The area in question, designated a Brownfield Opportunity Area, encompasses the Orchard neighborhood of Glen Cove and surrounding areas, including Cedar Swamp Road, the Sea Cliff Avenue industrial corridor and the Glen Street Long Island Rail Road Station.
Kathy Eiseman, a partner at the planning firm Nelson, Pope and Voorhis, led the presentation. She provided council members with a printout of the details of the draft plan so they could follow along as she summarized aloud. This reporter asked for a copy of the printout, but was told by Ann Fangmann, the Community Development Agency’s executive director, “We aren’t giving these out to the public.” The Herald Gazette has obtained the document through a Freedom of Information Act request.
The most heavily residential section of the area is the Orchard, measuring less than one square mile, where rentals outnumber ownership by approximately two to one. One element of the plan, as Eiseman described it, would be to modify building codes to allow four townhouses, “almost like brownstones,” she said, on each 9,500 square feet, or two parcels’ worth, of land. Under current regulations, developers would need to merge three parcels in order to do that.

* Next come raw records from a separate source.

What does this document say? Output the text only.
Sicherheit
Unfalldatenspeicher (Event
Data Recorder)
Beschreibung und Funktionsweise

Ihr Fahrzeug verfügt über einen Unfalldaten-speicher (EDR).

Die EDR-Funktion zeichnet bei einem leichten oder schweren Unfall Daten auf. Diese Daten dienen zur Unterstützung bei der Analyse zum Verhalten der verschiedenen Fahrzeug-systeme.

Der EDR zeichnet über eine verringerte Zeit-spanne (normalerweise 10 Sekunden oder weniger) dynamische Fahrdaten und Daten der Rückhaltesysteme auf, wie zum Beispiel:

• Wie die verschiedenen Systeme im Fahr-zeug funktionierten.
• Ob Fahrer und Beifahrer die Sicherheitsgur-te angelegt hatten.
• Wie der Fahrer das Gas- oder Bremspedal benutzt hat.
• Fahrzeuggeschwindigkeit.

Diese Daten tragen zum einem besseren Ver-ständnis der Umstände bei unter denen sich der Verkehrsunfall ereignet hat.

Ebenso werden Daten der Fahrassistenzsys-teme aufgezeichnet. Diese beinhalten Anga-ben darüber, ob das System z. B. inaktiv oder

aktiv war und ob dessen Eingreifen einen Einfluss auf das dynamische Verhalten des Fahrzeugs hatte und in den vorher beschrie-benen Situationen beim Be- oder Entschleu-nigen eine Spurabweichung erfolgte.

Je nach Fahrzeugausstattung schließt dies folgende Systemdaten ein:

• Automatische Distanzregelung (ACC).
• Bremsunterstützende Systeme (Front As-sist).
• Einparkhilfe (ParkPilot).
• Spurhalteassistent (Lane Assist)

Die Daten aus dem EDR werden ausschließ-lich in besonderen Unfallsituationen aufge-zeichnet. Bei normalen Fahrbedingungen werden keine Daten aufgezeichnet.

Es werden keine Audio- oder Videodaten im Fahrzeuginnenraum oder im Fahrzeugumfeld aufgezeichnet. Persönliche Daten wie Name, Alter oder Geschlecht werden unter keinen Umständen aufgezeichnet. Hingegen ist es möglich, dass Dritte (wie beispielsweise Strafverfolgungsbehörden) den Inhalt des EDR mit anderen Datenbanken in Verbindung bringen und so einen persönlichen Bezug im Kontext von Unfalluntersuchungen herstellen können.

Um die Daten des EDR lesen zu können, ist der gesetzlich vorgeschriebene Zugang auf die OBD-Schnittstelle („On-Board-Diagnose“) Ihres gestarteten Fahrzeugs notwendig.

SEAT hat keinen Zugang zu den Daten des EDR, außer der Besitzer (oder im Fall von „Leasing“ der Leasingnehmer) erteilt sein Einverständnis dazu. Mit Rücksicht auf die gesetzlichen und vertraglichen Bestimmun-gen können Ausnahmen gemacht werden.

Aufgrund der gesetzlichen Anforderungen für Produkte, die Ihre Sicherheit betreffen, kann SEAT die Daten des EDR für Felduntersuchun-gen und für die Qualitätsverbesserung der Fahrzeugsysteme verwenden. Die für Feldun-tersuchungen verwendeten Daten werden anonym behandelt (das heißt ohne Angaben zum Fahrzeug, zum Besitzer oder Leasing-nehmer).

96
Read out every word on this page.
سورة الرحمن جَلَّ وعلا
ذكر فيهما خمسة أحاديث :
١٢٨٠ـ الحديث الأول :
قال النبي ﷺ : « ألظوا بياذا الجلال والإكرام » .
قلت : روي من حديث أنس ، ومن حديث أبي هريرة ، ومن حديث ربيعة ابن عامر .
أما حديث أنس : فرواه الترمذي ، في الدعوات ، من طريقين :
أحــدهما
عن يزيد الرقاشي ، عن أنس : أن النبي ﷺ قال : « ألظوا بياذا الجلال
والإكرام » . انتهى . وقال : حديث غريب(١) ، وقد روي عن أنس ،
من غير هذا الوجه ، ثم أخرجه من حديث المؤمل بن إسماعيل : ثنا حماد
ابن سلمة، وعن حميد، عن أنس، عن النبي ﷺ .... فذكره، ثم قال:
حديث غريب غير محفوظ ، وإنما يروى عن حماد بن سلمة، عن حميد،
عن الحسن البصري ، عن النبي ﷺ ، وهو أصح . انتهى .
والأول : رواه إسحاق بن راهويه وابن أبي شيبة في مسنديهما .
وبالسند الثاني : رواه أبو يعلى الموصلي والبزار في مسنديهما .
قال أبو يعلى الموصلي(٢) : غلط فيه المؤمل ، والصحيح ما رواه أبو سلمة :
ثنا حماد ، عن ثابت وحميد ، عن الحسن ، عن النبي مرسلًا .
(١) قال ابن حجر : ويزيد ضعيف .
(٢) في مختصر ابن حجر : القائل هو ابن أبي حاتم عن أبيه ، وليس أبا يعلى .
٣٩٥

Beyond that, said Eiseman’s co-presenter, Max Stach, also a partner at Nelson, Pope and Voorhis, given the area’s “narrow streets and parking requirements … You really can’t do more than a single-family home” on those lots. “You need to have a certain amount of property before you can fit everything,” Stach said.
Councilwoman Pamela Panzenbeck asked Eiseman and Stach, “What happens to all the little homes that are in the neighborhood?” if the plan moves forward.
Ultimately, Eiseman said, “It would require those to be demolished and sold.” Councilman Kevin Maccarone said the owners would probably have to be bought out.
Stach said, in the context of “incentivizing development,” that the city could increase its code enforcement efforts in the Orchard neighborhood, specifically against those residences that were illegally housing “more than two families, maybe under the table.” He did not clarify how more code enforcement would lead to development.
In addition to the Orchard, the draft implementation plan recommends mixed-use, “transit oriented development” near the Glen Street train station, and a “retail regional commercial center, and possibly light industrial space,” along the Sea Cliff Avenue corridor, pending remediation of the three contaminated superfund sites there.
A final draft of the implementation plan should be ready for the City Council’s approval by December, according to Eiseman.
“The reason that you’re just seeing us now,” she told the council, “is that we just finished the [plan], but we’ve been working on this stuff for a while.” She cited the recent sale of the Coles school, which the Brownfield Opportunity Area steering committee — comprising state and local agencies and stakeholders — has apparently played a part in.
She added, “We’ve been working with the city for two and a half years on implementation.”
Once the plan is approved, Eiseman said, a series of other benchmarks, particularly zoning adjustments, must be made before a state-defined July 2019 deadline. The consequences of missing the deadline are unclear, but Eiseman said she believed the city could meet its requirements by March.